June 7, 2017
Ocean Conference: Increasing economic benefits
To small islands developing States and least developed countries and providing access for small-scale artisanal fishers to marine resources and markets

Intervention of His Eminence Peter Cardinal Turkson,
Prefect of the Dicastery for Promoting Integral Human Development,
Head of the Delegation of the Holy See to the
United Nations Conference to Support the Implementation of SDG 14:
Conserve and Sustainably Use the Oceans, Seas and Marine Resources
for Sustainable Development

Partnership dialogue 5:
Increasing economic benefits to small islands developing States
and least developed countries and providing access for small-scale artisanal fishers to marine resources and markets

New York, 7 June 2017

Mr. Chair,

The Holy See welcomes the opportunity to share its thoughts on increasing economic benefits to Least Developed Countries (LDCs) and Small Island Developing States (SIDS) and on providing access to marine resources and markets for small-scale fishermen. The SAMOA Pathway Outcome Document is important to this discussion.

In considering the economic benefits to SIDS and LDCs from their ocean-related businesses, such as fishing and aquaculture, tourism, plant marine living resources and biotechnology, my Delegation would like to underline three points.

First, it is correct to think of these businesses as micro, small and medium-sized enterprises (MSMEs). In this regard, my Delegation wishes to refer to the important work being done by the UN Commission on International Trade Law (UNCITRAL). In 2011, UNCITRAL determined that there was no coherent set of global legal and regulatory measures that could promote financial inclusion, or microfinance, for MSMEs. In 2014, an UNCITRAL Working Group began to focus on creating and enabling a business and legal environment for this type of activity, in particular those MSMEs in developing economies. An important aspect of the work thus far has been on enabling businesses that operate outside the legally regulated economy to become part of it.

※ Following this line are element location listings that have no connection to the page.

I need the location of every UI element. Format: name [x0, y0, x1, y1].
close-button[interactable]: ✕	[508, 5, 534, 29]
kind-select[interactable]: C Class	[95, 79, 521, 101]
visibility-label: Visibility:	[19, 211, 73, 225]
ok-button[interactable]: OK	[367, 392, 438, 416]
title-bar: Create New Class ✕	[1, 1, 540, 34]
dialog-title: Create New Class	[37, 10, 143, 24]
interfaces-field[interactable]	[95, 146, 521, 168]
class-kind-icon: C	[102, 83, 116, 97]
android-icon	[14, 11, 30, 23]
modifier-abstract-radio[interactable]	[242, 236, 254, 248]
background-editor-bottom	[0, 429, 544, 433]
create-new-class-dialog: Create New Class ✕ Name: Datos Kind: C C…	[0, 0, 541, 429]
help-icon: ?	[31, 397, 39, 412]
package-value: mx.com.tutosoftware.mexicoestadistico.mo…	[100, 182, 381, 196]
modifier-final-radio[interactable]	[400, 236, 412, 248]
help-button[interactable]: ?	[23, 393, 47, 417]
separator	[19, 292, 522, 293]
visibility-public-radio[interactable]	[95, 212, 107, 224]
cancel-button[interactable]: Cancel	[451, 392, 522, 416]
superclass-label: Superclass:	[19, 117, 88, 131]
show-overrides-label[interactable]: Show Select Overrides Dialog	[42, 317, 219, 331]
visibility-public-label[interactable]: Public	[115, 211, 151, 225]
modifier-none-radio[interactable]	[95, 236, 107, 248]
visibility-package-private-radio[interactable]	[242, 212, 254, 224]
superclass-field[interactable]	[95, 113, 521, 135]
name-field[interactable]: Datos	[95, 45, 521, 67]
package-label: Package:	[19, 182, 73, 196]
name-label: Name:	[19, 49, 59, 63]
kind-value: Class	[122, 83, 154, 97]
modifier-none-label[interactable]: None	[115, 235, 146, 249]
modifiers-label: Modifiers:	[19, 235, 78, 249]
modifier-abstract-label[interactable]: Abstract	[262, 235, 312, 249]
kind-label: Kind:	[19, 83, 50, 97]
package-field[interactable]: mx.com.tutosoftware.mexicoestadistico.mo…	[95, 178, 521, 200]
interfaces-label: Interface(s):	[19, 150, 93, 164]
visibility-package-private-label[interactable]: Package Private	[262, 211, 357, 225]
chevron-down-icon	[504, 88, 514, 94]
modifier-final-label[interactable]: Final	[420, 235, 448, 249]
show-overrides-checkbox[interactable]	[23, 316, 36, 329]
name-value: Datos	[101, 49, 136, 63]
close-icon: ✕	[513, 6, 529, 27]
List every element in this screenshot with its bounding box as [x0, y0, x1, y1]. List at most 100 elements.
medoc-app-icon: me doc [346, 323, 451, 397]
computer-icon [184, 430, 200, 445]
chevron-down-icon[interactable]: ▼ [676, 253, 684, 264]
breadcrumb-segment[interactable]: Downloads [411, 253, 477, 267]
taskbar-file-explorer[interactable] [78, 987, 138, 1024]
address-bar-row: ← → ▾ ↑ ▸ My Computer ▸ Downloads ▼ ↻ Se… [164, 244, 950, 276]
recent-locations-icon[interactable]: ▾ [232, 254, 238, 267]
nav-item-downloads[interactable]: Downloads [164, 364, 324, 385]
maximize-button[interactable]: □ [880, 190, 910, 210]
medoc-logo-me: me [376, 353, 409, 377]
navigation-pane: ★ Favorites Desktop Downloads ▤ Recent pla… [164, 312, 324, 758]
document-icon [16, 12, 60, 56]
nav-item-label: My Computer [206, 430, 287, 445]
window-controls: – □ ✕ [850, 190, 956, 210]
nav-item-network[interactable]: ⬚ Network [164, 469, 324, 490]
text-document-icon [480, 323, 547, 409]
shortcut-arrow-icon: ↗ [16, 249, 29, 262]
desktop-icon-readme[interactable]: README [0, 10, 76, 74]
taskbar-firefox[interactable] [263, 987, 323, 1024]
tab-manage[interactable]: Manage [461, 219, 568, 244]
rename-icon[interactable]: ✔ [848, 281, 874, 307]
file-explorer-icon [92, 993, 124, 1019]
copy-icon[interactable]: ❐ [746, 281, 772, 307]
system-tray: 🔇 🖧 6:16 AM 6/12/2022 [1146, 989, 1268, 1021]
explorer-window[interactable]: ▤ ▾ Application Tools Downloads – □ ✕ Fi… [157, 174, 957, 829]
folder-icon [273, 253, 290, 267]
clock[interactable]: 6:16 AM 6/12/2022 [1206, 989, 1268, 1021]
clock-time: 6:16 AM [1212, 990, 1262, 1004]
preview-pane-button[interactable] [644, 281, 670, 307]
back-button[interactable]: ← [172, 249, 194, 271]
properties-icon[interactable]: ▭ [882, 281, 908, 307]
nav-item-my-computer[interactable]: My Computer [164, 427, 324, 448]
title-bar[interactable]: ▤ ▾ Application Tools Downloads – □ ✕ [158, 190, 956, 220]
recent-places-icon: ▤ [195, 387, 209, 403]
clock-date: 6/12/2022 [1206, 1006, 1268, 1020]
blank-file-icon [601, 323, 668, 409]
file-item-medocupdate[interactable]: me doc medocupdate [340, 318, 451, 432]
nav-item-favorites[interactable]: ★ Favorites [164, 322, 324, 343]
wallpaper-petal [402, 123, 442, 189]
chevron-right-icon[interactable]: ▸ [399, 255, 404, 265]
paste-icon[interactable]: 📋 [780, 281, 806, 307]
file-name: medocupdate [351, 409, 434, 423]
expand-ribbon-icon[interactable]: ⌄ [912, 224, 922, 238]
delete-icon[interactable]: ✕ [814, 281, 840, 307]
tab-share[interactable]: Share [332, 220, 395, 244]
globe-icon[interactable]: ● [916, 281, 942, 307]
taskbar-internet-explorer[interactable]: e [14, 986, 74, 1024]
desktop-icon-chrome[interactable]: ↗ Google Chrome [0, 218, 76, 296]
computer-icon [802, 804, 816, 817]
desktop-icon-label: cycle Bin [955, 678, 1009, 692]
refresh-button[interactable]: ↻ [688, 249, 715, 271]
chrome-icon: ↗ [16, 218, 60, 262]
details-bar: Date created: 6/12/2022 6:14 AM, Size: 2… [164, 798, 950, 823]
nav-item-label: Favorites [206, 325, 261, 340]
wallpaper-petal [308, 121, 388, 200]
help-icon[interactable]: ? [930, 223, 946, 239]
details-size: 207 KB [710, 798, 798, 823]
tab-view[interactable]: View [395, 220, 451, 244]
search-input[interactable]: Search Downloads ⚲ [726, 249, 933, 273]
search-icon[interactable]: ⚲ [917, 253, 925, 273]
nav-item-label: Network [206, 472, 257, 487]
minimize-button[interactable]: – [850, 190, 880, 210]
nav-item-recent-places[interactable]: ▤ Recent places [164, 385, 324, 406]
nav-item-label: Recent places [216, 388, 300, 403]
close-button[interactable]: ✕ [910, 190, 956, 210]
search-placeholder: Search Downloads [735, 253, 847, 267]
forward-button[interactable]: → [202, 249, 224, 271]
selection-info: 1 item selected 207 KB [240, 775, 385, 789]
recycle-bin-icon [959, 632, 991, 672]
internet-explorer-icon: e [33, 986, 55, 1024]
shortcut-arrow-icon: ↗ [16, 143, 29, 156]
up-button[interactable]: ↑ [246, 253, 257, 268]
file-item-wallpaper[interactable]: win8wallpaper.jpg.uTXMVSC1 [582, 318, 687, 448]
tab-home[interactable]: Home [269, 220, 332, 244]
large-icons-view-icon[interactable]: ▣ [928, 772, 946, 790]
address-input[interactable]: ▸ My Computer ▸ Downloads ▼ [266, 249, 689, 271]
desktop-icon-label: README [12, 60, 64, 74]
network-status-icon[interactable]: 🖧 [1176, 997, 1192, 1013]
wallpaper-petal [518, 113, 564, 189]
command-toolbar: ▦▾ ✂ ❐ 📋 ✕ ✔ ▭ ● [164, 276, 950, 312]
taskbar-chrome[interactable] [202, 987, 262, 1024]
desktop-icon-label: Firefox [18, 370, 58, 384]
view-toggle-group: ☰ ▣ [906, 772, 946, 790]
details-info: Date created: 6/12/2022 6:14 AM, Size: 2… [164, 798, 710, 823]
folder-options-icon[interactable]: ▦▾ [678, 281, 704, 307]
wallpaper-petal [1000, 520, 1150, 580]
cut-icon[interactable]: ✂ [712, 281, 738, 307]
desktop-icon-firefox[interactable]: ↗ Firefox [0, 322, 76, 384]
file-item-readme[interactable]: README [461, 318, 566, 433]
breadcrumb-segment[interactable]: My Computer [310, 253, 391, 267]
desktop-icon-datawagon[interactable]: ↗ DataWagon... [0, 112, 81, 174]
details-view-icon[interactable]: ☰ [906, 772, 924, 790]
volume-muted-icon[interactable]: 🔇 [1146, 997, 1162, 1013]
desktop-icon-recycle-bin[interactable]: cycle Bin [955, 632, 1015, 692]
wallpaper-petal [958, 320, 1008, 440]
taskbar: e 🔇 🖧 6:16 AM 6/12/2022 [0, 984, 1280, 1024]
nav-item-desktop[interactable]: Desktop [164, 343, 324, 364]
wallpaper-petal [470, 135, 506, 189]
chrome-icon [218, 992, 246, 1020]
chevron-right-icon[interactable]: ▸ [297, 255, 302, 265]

Second, regional cooperation to bolster the economic interests of SIDS and LDCs is very important to have greater access to financing for development and greater market clout, thereby attracting greater investments and promoting virtuous business models and a healthy formal business and legal environment.

Third and lastly, my Delegation is convinced that “man is the source, the center and the purpose of all economic and social life.”[1] It follows that, in today’s global society, it is essential that “we continue to prioritize the goal of access to steady employment for everyone,”[2] including for small-scale artisanal fishers. As Pope Francis wrote in his Encyclical Letter Laudato Si’, “[t]o stop investing in people, in order to gain greater short-term financial gain, is bad business for society.”[3] Moreover, we need to reject any conception of the market that would suggest that problems can be solved simply by an increase in the profits of companies or individuals.

Mr. Chair,

The greatest resource of SIDS and LDCs is their people, with their rich cultural and religious traditions. Their economic growth will depend on models of development and business that are inspired by universal solidarity and by the ethical imperative that no one should be left behind.

Thank you, Mr. Chair.


1. Second Vatican Council, Pastoral Constitution on the Church in the Modern World, Gaudium et Spes, 63.
2. Pope Benedict XVI, Encyclical Letter Caritas in Veritate, 32.
3. Pope Francis, Encyclical Letter Laudato Si’, 128.